La société a changé, les médias ne font l’économie de rien et surtout pas du sensationnel suscité par les “affaires médicales”. Le public réclame le droit à réparation de tout dommage quel qu’il soit, résultant d’une faute ou non.

Les médecins “agacent” avec leur pouvoir sur la santé. Ils ne sont plus les notables respectés et sacro-saints d’une certaine époque. Qu’ils aient tort ou raison, ils doivent payer et réparer tout dommage même s’ils n’y sont pour rien. La réparation provient de l’assureur, certes, mais aujourd’hui les assurances professionnelles du médecin et particulièrement du gynécologue-obstétricien ont atteint de tels niveaux qu’il ne sera plus possible pour certains d’y accéder et de continuer à exercer l’obstétrique, et peut-être demain l’anesthésie ou la chirurgie.
Si les médecins ont pour un temps amélioré la qualité de leur pratique, l’évolution jurisprudentielle tendra au contraire à un effet inverse. Les médecins ne prendront plus de risques thérapeutiques et se contenteront du minimum nécessaire d’où une régression évidente du niveau de qualité de la médecine future.


Les projets de loi sur l’aléa thérapeutique ont été nombreux en France et aujourd’hui encore ils sont d’actualité. Aucun n’a abouti pour des raisons exclusivement financières et peut-être aussi politiques.
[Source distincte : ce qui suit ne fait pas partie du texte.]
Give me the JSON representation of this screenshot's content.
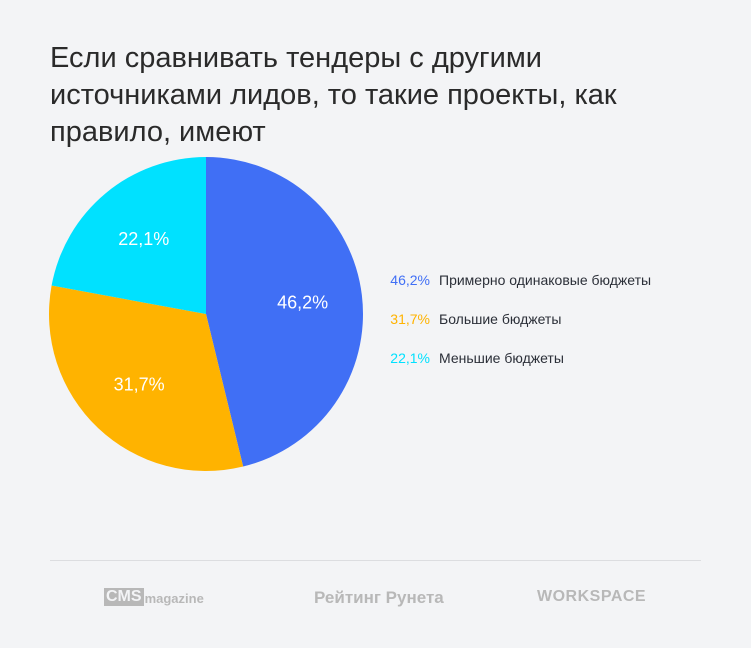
{
  "title": "Если сравнивать тендеры с другими источниками лидов, то такие проекты, как правило, имеют",
  "chart_data": {
    "type": "pie",
    "title": "Если сравнивать тендеры с другими источниками лидов, то такие проекты, как правило, имеют",
    "categories": [
      "Примерно одинаковые бюджеты",
      "Большие бюджеты",
      "Меньшие бюджеты"
    ],
    "values": [
      46.2,
      31.7,
      22.1
    ],
    "labels": [
      "46,2%",
      "31,7%",
      "22,1%"
    ],
    "colors": [
      "#406ff5",
      "#ffb300",
      "#00e1ff"
    ],
    "start": "12 o'clock, clockwise",
    "legend": "right"
  },
  "footer": {
    "logos": {
      "cms_box": "CMS",
      "cms_rest": "magazine",
      "rating": "Рейтинг Рунета",
      "workspace": "WORKSPACE"
    }
  }
}
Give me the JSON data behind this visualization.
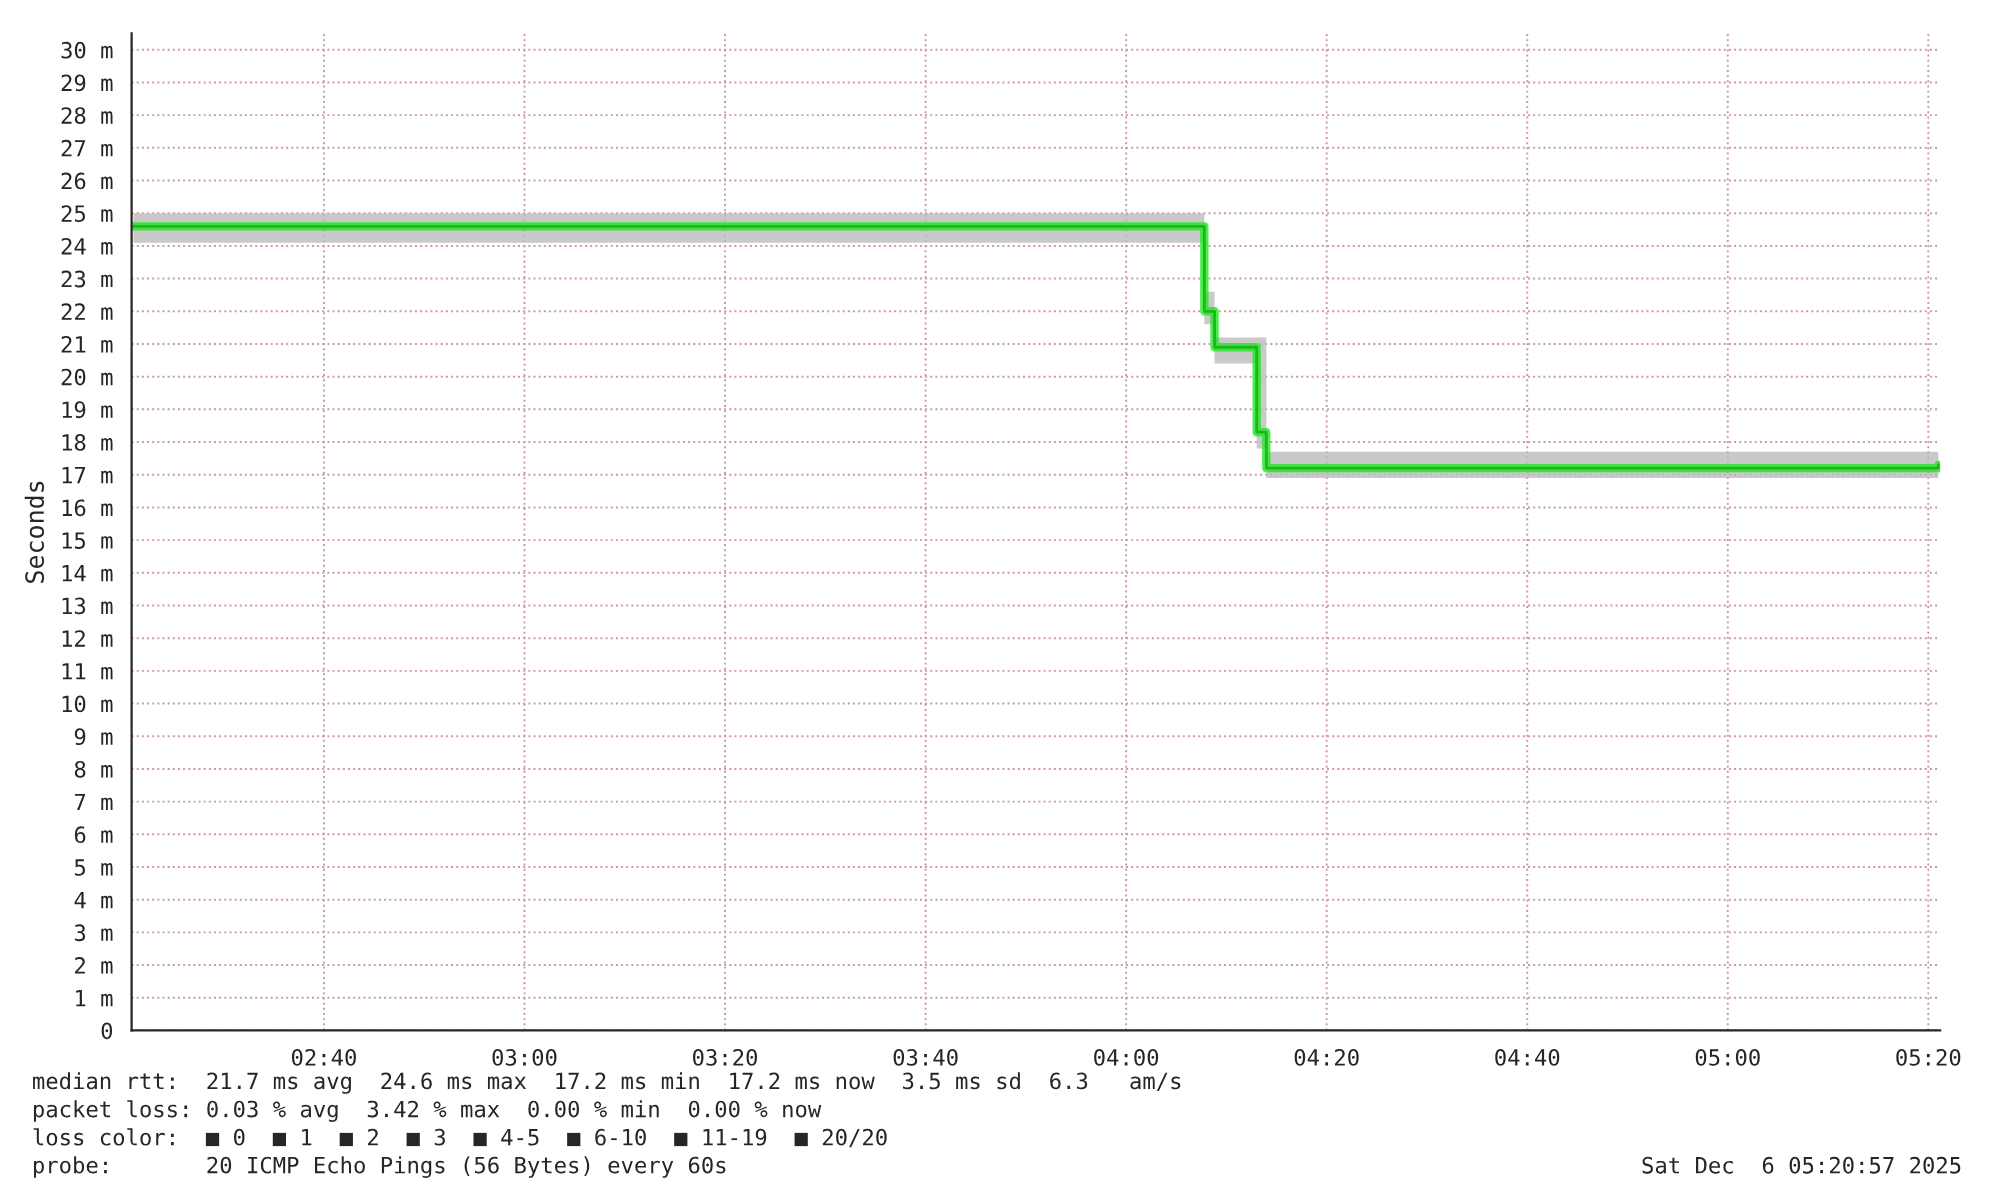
{
  "chart_data": {
    "type": "step",
    "ylabel": "Seconds",
    "x": [
      2.35,
      4.13,
      4.147,
      4.217,
      4.233,
      5.35
    ],
    "series": [
      {
        "color": "#22e622",
        "values": [
          24.6,
          22.0,
          20.9,
          18.3,
          17.2,
          17.3
        ],
        "lower": [
          24.1,
          21.6,
          20.4,
          17.8,
          16.9,
          16.9
        ],
        "upper": [
          25.0,
          22.6,
          21.2,
          21.2,
          17.7,
          17.7
        ]
      }
    ],
    "xlim": [
      2.347,
      5.353
    ],
    "xticks": [
      {
        "value": 2.6667,
        "label": "02:40"
      },
      {
        "value": 3.0,
        "label": "03:00"
      },
      {
        "value": 3.3333,
        "label": "03:20"
      },
      {
        "value": 3.6667,
        "label": "03:40"
      },
      {
        "value": 4.0,
        "label": "04:00"
      },
      {
        "value": 4.3333,
        "label": "04:20"
      },
      {
        "value": 4.6667,
        "label": "04:40"
      },
      {
        "value": 5.0,
        "label": "05:00"
      },
      {
        "value": 5.3333,
        "label": "05:20"
      }
    ],
    "ylim": [
      0,
      30.5
    ],
    "yticks": [
      0,
      {
        "value": 1,
        "label": "1 m"
      },
      {
        "value": 2,
        "label": "2 m"
      },
      {
        "value": 3,
        "label": "3 m"
      },
      {
        "value": 4,
        "label": "4 m"
      },
      {
        "value": 5,
        "label": "5 m"
      },
      {
        "value": 6,
        "label": "6 m"
      },
      {
        "value": 7,
        "label": "7 m"
      },
      {
        "value": 8,
        "label": "8 m"
      },
      {
        "value": 9,
        "label": "9 m"
      },
      {
        "value": 10,
        "label": "10 m"
      },
      {
        "value": 11,
        "label": "11 m"
      },
      {
        "value": 12,
        "label": "12 m"
      },
      {
        "value": 13,
        "label": "13 m"
      },
      {
        "value": 14,
        "label": "14 m"
      },
      {
        "value": 15,
        "label": "15 m"
      },
      {
        "value": 16,
        "label": "16 m"
      },
      {
        "value": 17,
        "label": "17 m"
      },
      {
        "value": 18,
        "label": "18 m"
      },
      {
        "value": 19,
        "label": "19 m"
      },
      {
        "value": 20,
        "label": "20 m"
      },
      {
        "value": 21,
        "label": "21 m"
      },
      {
        "value": 22,
        "label": "22 m"
      },
      {
        "value": 23,
        "label": "23 m"
      },
      {
        "value": 24,
        "label": "24 m"
      },
      {
        "value": 25,
        "label": "25 m"
      },
      {
        "value": 26,
        "label": "26 m"
      },
      {
        "value": 27,
        "label": "27 m"
      },
      {
        "value": 28,
        "label": "28 m"
      },
      {
        "value": 29,
        "label": "29 m"
      },
      {
        "value": 30,
        "label": "30 m"
      }
    ],
    "grid": true,
    "line_style": "solid",
    "annotations": [
      "median rtt:  21.7 ms avg  24.6 ms max  17.2 ms min  17.2 ms now  3.5 ms sd  6.3   am/s",
      "packet loss: 0.03 % avg  3.42 % max  0.00 % min  0.00 % now",
      "loss color:  ■ 0  ■ 1  ■ 2  ■ 3  ■ 4-5  ■ 6-10  ■ 11-19  ■ 20/20",
      "probe:       20 ICMP Echo Pings (56 Bytes) every 60s",
      "Sat Dec  6 05:20:57 2025"
    ]
  }
}
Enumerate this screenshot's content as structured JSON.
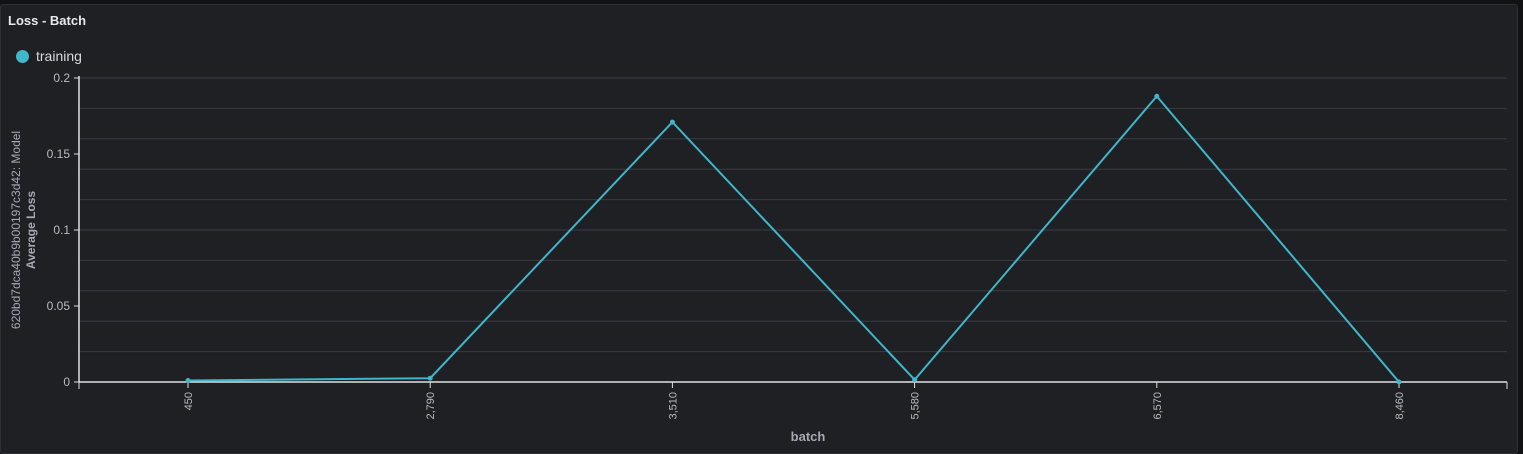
{
  "panel": {
    "title": "Loss - Batch"
  },
  "colors": {
    "background": "#1f2024",
    "series_training": "#3fb6c9",
    "grid": "#3a3c42",
    "axis": "#e0e1e4",
    "tick_text": "#b8bac0",
    "label_text": "#a6a9b1"
  },
  "chart_data": {
    "type": "line",
    "title": "Loss - Batch",
    "xlabel": "batch",
    "ylabel": "Average Loss",
    "ylabel_secondary": "620bd7dca40b9b00197c3d42: Model",
    "x_type": "category",
    "categories": [
      "450",
      "2,790",
      "3,510",
      "5,580",
      "6,570",
      "8,460"
    ],
    "ylim": [
      0,
      0.2
    ],
    "yticks": [
      0,
      0.05,
      0.1,
      0.15,
      0.2
    ],
    "ytick_labels": [
      "0",
      "0.05",
      "0.1",
      "0.15",
      "0.2"
    ],
    "grid": true,
    "legend_position": "top-left",
    "series": [
      {
        "name": "training",
        "color": "#3fb6c9",
        "values": [
          0.001,
          0.0025,
          0.171,
          0.0015,
          0.188,
          0.0
        ]
      }
    ]
  }
}
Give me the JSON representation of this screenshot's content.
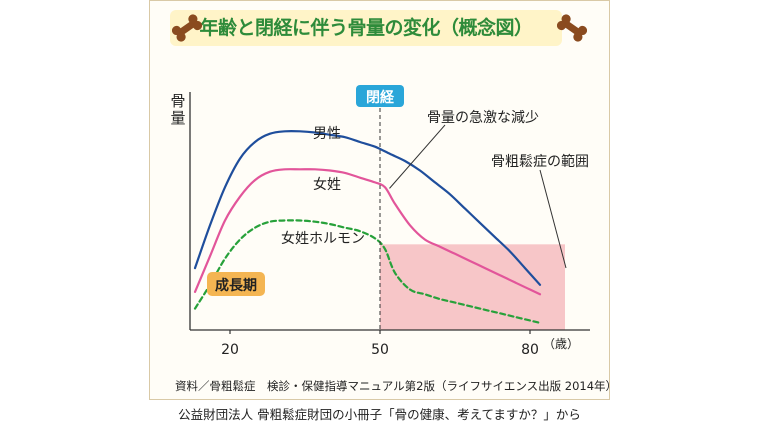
{
  "title": "年齢と閉経に伴う骨量の変化（概念図）",
  "source": "資料／骨粗鬆症　検診・保健指導マニュアル第2版（ライフサイエンス出版 2014年）",
  "caption": "公益財団法人 骨粗鬆症財団の小冊子「骨の健康、考えてますか？」から",
  "chart_data": {
    "type": "line",
    "title": "年齢と閉経に伴う骨量の変化（概念図）",
    "xlabel": "（歳）",
    "ylabel": "骨量",
    "xlim": [
      12,
      92
    ],
    "ylim": [
      0,
      100
    ],
    "x_ticks": [
      20,
      50,
      80
    ],
    "x_tick_labels": [
      "20",
      "50",
      "80"
    ],
    "grid": false,
    "series": [
      {
        "name": "男性",
        "color": "#1f4e9c",
        "style": "solid",
        "x": [
          13,
          16,
          19,
          22,
          25,
          28,
          31,
          34,
          37,
          40,
          43,
          46,
          49,
          52,
          55,
          58,
          61,
          64,
          67,
          70,
          73,
          76,
          79,
          82
        ],
        "y": [
          26,
          44,
          60,
          72,
          79,
          82.5,
          83.5,
          83.5,
          83,
          82,
          81,
          79,
          77,
          74,
          71,
          67,
          62,
          57,
          51,
          45,
          39,
          33,
          26,
          19
        ]
      },
      {
        "name": "女姓",
        "color": "#e2559a",
        "style": "solid",
        "x": [
          13,
          16,
          19,
          22,
          25,
          28,
          31,
          34,
          37,
          40,
          43,
          46,
          49,
          51,
          53,
          56,
          59,
          62,
          65,
          68,
          71,
          74,
          77,
          80,
          82
        ],
        "y": [
          16,
          31,
          46,
          56,
          63,
          66.5,
          67.5,
          67.5,
          67.5,
          67,
          66,
          64,
          62,
          60,
          53,
          44,
          38,
          35,
          32,
          29,
          26,
          23,
          20,
          17,
          15
        ]
      },
      {
        "name": "女姓ホルモン",
        "color": "#27a13a",
        "style": "dashed",
        "x": [
          13,
          16,
          19,
          22,
          25,
          28,
          31,
          34,
          37,
          40,
          43,
          46,
          49,
          51,
          53,
          56,
          59,
          62,
          65,
          68,
          71,
          74,
          77,
          80,
          82
        ],
        "y": [
          9,
          19,
          30,
          38,
          43,
          45.5,
          46,
          46,
          45.5,
          44.5,
          43,
          41.5,
          38.5,
          34,
          24,
          17,
          15,
          13,
          11.5,
          10,
          8.5,
          7,
          5.5,
          4,
          3
        ]
      }
    ],
    "annotations": [
      {
        "text": "閉経",
        "x": 50,
        "type": "vertical-dashed-line",
        "color": "#2aa6d9"
      },
      {
        "text": "骨量の急激な減少",
        "target_series": "女姓",
        "target_x": 51.5
      },
      {
        "text": "骨粗鬆症の範囲",
        "region": {
          "x": [
            50,
            87
          ],
          "y": [
            0,
            36
          ]
        },
        "color": "#f7c6c8"
      },
      {
        "text": "成長期",
        "x_range": [
          13,
          22
        ],
        "color": "#f4b552"
      }
    ]
  },
  "colors": {
    "title": "#2e8b3a",
    "title_bg": "#fff4c8",
    "frame_bg": "#fffdf7",
    "menopause_badge": "#2aa6d9",
    "growth_badge": "#f4b552",
    "osteoporosis_region": "#f7c6c8"
  },
  "icons": [
    "bone-icon",
    "bone-icon"
  ]
}
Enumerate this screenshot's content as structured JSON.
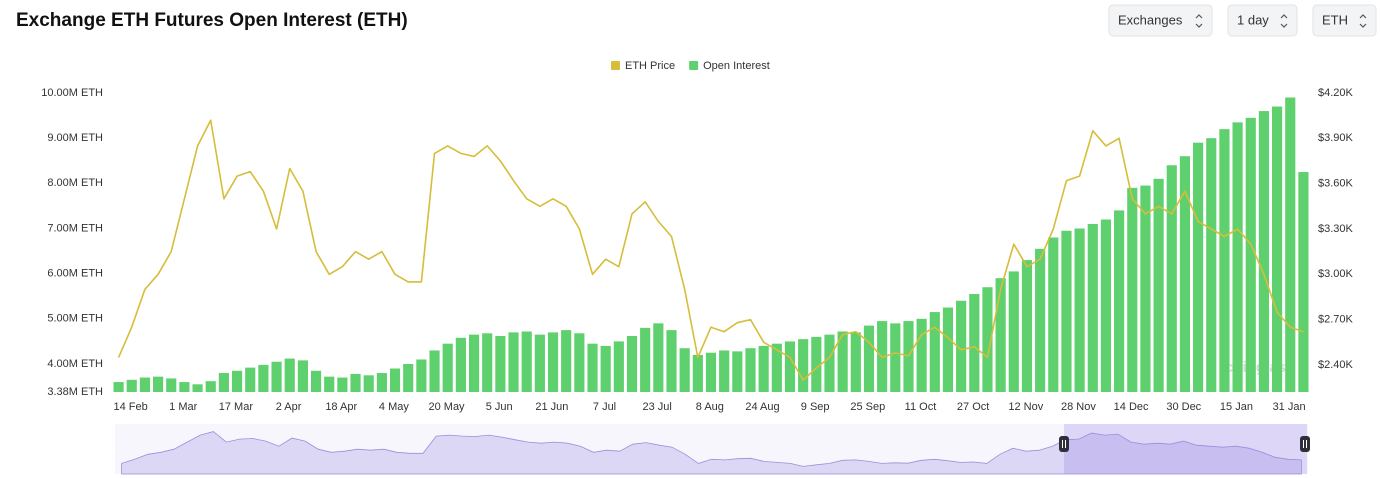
{
  "chart_data": {
    "type": "combo",
    "title": "Exchange ETH Futures Open Interest (ETH)",
    "categories": [
      "14 Feb",
      null,
      null,
      null,
      "1 Mar",
      null,
      null,
      null,
      "17 Mar",
      null,
      null,
      null,
      "2 Apr",
      null,
      null,
      null,
      "18 Apr",
      null,
      null,
      null,
      "4 May",
      null,
      null,
      null,
      "20 May",
      null,
      null,
      null,
      "5 Jun",
      null,
      null,
      null,
      "21 Jun",
      null,
      null,
      null,
      "7 Jul",
      null,
      null,
      null,
      "23 Jul",
      null,
      null,
      null,
      "8 Aug",
      null,
      null,
      null,
      "24 Aug",
      null,
      null,
      null,
      "9 Sep",
      null,
      null,
      null,
      "25 Sep",
      null,
      null,
      null,
      "11 Oct",
      null,
      null,
      null,
      "27 Oct",
      null,
      null,
      null,
      "12 Nov",
      null,
      null,
      null,
      "28 Nov",
      null,
      null,
      null,
      "14 Dec",
      null,
      null,
      null,
      "30 Dec",
      null,
      null,
      null,
      "15 Jan",
      null,
      null,
      null,
      "31 Jan",
      null,
      null
    ],
    "series": [
      {
        "name": "ETH Price",
        "color": "#d6bd3a",
        "type": "line",
        "axis": "y2",
        "values": [
          2450,
          2650,
          2900,
          3000,
          3150,
          3500,
          3850,
          4020,
          3500,
          3650,
          3680,
          3550,
          3300,
          3700,
          3550,
          3150,
          3000,
          3050,
          3150,
          3100,
          3150,
          3000,
          2950,
          2950,
          3800,
          3850,
          3800,
          3780,
          3850,
          3750,
          3620,
          3500,
          3450,
          3500,
          3450,
          3300,
          3000,
          3100,
          3050,
          3400,
          3480,
          3350,
          3250,
          2900,
          2450,
          2650,
          2620,
          2680,
          2700,
          2550,
          2500,
          2450,
          2300,
          2380,
          2450,
          2600,
          2620,
          2550,
          2450,
          2480,
          2460,
          2600,
          2650,
          2580,
          2500,
          2520,
          2450,
          2900,
          3200,
          3050,
          3100,
          3300,
          3620,
          3650,
          3950,
          3850,
          3900,
          3500,
          3400,
          3450,
          3400,
          3550,
          3350,
          3300,
          3250,
          3300,
          3200,
          3000,
          2750,
          2650,
          2620
        ]
      },
      {
        "name": "Open Interest",
        "color": "#5fd06e",
        "type": "bar",
        "values": [
          3600000,
          3650000,
          3700000,
          3720000,
          3680000,
          3600000,
          3550000,
          3620000,
          3800000,
          3850000,
          3920000,
          3980000,
          4050000,
          4120000,
          4080000,
          3850000,
          3720000,
          3700000,
          3780000,
          3750000,
          3800000,
          3900000,
          4000000,
          4100000,
          4300000,
          4450000,
          4580000,
          4650000,
          4680000,
          4620000,
          4700000,
          4720000,
          4650000,
          4700000,
          4750000,
          4680000,
          4450000,
          4400000,
          4500000,
          4620000,
          4800000,
          4900000,
          4750000,
          4350000,
          4200000,
          4250000,
          4300000,
          4280000,
          4350000,
          4400000,
          4450000,
          4500000,
          4550000,
          4600000,
          4650000,
          4720000,
          4700000,
          4850000,
          4950000,
          4900000,
          4950000,
          5000000,
          5150000,
          5250000,
          5400000,
          5550000,
          5700000,
          5900000,
          6050000,
          6300000,
          6550000,
          6800000,
          6950000,
          7000000,
          7100000,
          7200000,
          7400000,
          7900000,
          7950000,
          8100000,
          8400000,
          8600000,
          8900000,
          9000000,
          9200000,
          9350000,
          9450000,
          9600000,
          9700000,
          9900000,
          8250000
        ]
      }
    ],
    "ylim": [
      3380000,
      10000000
    ],
    "yticks": [
      {
        "value": 3380000,
        "label": "3.38M ETH"
      },
      {
        "value": 4000000,
        "label": "4.00M ETH"
      },
      {
        "value": 5000000,
        "label": "5.00M ETH"
      },
      {
        "value": 6000000,
        "label": "6.00M ETH"
      },
      {
        "value": 7000000,
        "label": "7.00M ETH"
      },
      {
        "value": 8000000,
        "label": "8.00M ETH"
      },
      {
        "value": 9000000,
        "label": "9.00M ETH"
      },
      {
        "value": 10000000,
        "label": "10.00M ETH"
      }
    ],
    "y2lim": [
      2221,
      4200
    ],
    "y2ticks": [
      {
        "value": 2400,
        "label": "$2.40K"
      },
      {
        "value": 2700,
        "label": "$2.70K"
      },
      {
        "value": 3000,
        "label": "$3.00K"
      },
      {
        "value": 3300,
        "label": "$3.30K"
      },
      {
        "value": 3600,
        "label": "$3.60K"
      },
      {
        "value": 3900,
        "label": "$3.90K"
      },
      {
        "value": 4200,
        "label": "$4.20K"
      }
    ],
    "legend": "top"
  },
  "controls": [
    "Exchanges",
    "1 day",
    "ETH"
  ],
  "watermark": "coinglass"
}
La vraie question est : qui va payer ?
Or personne ne veut payer et alimenter un fonds de garantie permettant l’indemnisation des accidents médicaux dont la cause est non fautive ; ni le gouvernement, ni les assureurs, ni les malades.
L’affaire du sang contaminé, qui a fait grand bruit dans notre pays, n’a pas eu d’écho dans ce domaine malgré les multiples dispositions de Santé Publique dont la sécurité en est le prétexte.

“Responsable et non coupable”, “coupable et non condamnable” n’ont et ne doivent plus avoir d’audience aujourd’hui.
Le médecin est responsable de ses actes, conscient de ses compétences et doit s’y tenir. Il doit aussi se soumettre éventuellement à une auto-réévaluation, voire même une accréditation par une sorte de comité de sages ce qui peut-être l’exonérera de cette présomption de culpabilité qui pèse a priori sur lui et sur ses actes.
Il est cependant nécessaire et urgent d’envisager la création d’un fonds de garantie alimenté :
  • soit par les patients sous la forme peut-être d’un surcoût de leur assurance vie ou d’un surcoût de leur cotisation Sécurité Sociale (il suffit de 100 F par an et par ménage), ou encore, d’une assurance “ad hoc” avant toute intervention chirurgicale,
  • soit par une participation de l’industrie pharmaceutique,
  • soit par l’Etat,
  • soit par les assurances etc.

Il suffit peut-être que tout le monde y mette du sien et exonère le praticien de sa responsabilité lorsqu’il n’y a pas faute.
Le recours à ce fonds de garantie se ferait après qualification du préjudice d’aléa médical par une Commission d’experts.